Secondo l'ordinanza emessa dal gip del Tribunale di Savona sono stati disposti provvedimenti cautelari in carcere nei confronti di otto indagati: sette di nazionalità indiana e uno pakistana, con età compresa tra i 28 e i 50 anni, domiciliati nelle province di Bergamo, Brescia, Barletta-Andria-Trani e Messina. Gli arrestati sono ritenuti responsabili, come persone fisiche e in qualità di dipendenti o responsabili, di due società coinvolte nell'appalto.

Il gip ha contestato il reato di concorso continuato in intermediazione illecita e sfruttamento del lavoro, oltre a disporre il controllo giudiziario per una società di Brescia e una di Genova. Il sequestro preventivo di 277.000 euro è stato disposto come profitto del reato, corrispondente alle somme che le vittime avrebbero periodicamente versato agli sfruttatori.

L'operazione, pur avendo avuto origine da attività sul territorio savonese, è stata estesa in tutta Italia con il coinvolgimento dei comandi Arma competenti per territorio e dei N.I.L. locali. Le misure sono il risultato di un coordinamento tra il Nucleo Investigativo di Savona e il Nucleo Carabinieri Ispettorato del Lavoro, con il supporto operativo dei reparti di Genova e Brescia.

Oltre alle otto misure detentive, gli inquirenti hanno iscritto nel registro degli indagati altre cinque persone in stato di libertà: due responsabili della società genovese, due persone legate a un'altra ditta bresciana accusate dell'emissione di falsi certificati di formazione per i cosiddetti "lavoratori ad Alto Rischio", e un collaboratore di nazionalità indiana delle società in controllo giudiziario.
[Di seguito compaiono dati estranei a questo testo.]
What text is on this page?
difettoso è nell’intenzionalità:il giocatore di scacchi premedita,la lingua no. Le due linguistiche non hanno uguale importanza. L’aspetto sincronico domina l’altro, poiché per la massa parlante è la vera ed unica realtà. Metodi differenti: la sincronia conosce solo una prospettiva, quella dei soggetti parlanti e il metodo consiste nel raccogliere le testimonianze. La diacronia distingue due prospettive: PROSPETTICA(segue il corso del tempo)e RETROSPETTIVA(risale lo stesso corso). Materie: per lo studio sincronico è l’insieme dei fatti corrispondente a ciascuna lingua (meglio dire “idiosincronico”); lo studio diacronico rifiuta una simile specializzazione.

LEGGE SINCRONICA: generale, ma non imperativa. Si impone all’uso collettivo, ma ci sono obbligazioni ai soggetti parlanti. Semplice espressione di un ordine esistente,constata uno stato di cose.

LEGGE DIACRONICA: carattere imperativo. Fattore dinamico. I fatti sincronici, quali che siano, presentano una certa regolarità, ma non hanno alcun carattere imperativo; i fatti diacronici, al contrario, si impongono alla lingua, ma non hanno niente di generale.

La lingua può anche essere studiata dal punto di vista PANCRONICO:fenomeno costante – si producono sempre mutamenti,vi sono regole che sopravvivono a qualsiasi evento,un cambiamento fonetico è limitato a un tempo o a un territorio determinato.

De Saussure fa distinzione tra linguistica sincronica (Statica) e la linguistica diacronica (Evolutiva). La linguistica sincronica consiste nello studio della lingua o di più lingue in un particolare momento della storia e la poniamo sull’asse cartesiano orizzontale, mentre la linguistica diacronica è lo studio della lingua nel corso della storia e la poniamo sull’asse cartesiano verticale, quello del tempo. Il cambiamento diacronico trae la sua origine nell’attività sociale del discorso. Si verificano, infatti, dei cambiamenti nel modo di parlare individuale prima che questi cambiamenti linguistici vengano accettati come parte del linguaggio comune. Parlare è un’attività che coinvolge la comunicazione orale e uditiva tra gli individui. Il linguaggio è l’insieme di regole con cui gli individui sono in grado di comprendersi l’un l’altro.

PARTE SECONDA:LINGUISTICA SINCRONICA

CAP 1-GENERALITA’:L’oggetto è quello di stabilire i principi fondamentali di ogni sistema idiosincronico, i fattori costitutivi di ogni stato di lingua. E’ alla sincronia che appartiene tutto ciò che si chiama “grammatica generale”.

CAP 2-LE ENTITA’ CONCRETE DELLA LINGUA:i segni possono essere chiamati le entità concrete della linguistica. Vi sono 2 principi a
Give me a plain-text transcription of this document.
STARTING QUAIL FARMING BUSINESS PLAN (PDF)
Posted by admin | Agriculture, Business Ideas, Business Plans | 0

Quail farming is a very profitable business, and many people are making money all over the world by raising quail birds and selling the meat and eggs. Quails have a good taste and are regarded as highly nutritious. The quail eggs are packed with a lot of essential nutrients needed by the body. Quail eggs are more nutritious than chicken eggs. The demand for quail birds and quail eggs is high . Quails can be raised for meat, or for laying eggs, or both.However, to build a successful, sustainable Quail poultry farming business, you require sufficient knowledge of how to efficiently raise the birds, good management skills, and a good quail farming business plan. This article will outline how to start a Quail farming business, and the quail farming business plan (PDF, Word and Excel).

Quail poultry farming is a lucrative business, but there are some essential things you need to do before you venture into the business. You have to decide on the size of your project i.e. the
Le verifiche proseguono nell'ambito delle attività istruttorie coordinate dalla procura.

La vicenda rimane ora al vaglio dell'autorità giudiziaria: gli atti, le contestazioni e le misure restrittive sono stati adottati dal gip sulla base degli elementi raccolti, mentre l'azione amministrativa e ispettiva sui cantieri proseguirà per accertare eventuali ulteriori responsabilità civili e penali. Accertamenti e provvedimenti futuri potranno chiarire la catena dell'intermediazione illecita e l'entità dello sfruttamento denunciato.